The High Court has recently expressed concern that distressed borrowers are being duped into paying money to the anonymous promoters of schemes, which purport to protect them from enforcement by lenders but are actually 'utterly misguided and spurious'.

There are a number of schemes being promoted at the moment that supposedly protect borrowers in arrears from enforcement by their lender.

How these schemes supposedly work varies: in some, the mortgage is purportedly transferred to a third party, in others the borrower's interest in the property is purportedly transferred to a trust.

The common thread is that none of these schemes that have come before the courts work, except perhaps to delay enforcement and increase legal costs.

However, a second and more concerning feature of some of these schemes is that money is paid to the people who promote the scheme, sometimes on a monthly basis.

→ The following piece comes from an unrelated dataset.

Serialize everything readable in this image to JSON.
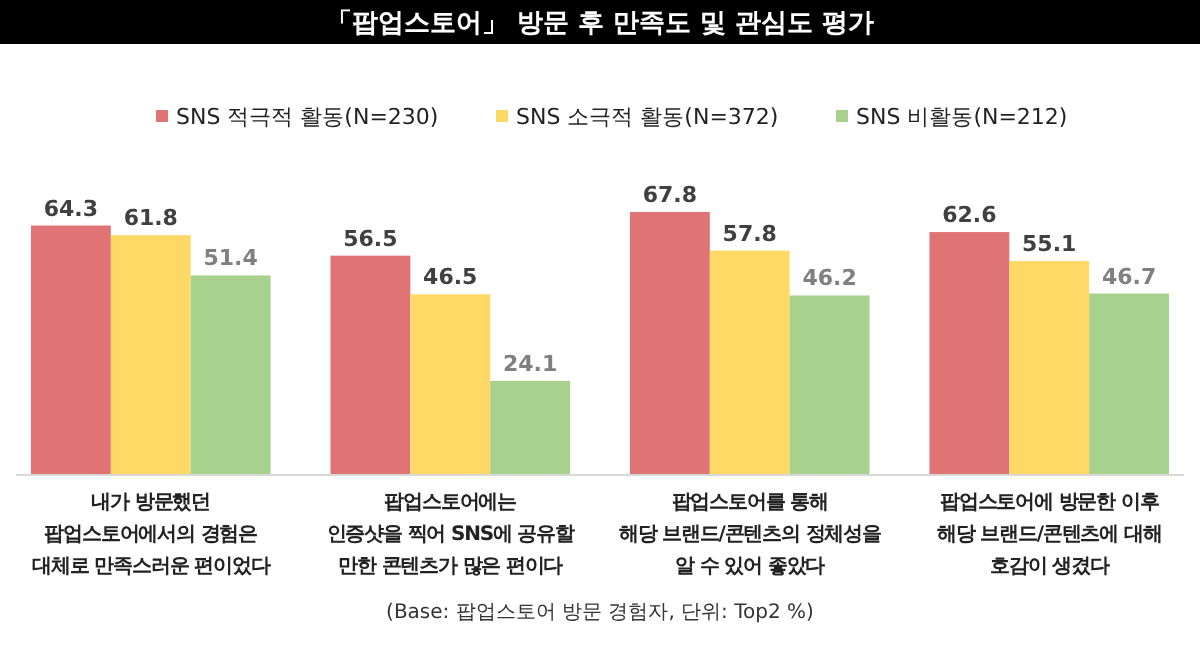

KBC Bank Ireland plc v Flynn

One such scheme, the Peoples Mortgage Protection Vehicle ("PMPV"), recently came to the attention of the High Court in KBC Bank Ireland -v- Flynn.1

The scheme, in this instance, involved the borrowers purportedly transferring their mortgage to the PMPV. Mr Flynn informed the judge that he had been making mortgage payments to the PMPV.

The Court held that:

"The suggestion that the defendants could somehow defeat the claim of the plaintiff bank by assigning their interest in the mortgage or indeed property in question to a third party is utterly misguided and spurious."

and:

"It is a matter of considerable concern that Mr Flynn, and perhaps others like him, are being duped by anonymous parties into paying money to them on the basis of so-called legal advice about their rights and entitlements."

Comment

This judgment should assist lenders in dealing with some of the spurious claims being made in defence of proceedings.

More broadly, it is to be hoped that it is also sufficient to enable regulators to take decisive action to appropriately sanction and eradicate such schemes, which would benefit both lenders and borrowers.

Footnote

1High Court, unreported, Noonan J., 13 February 2017.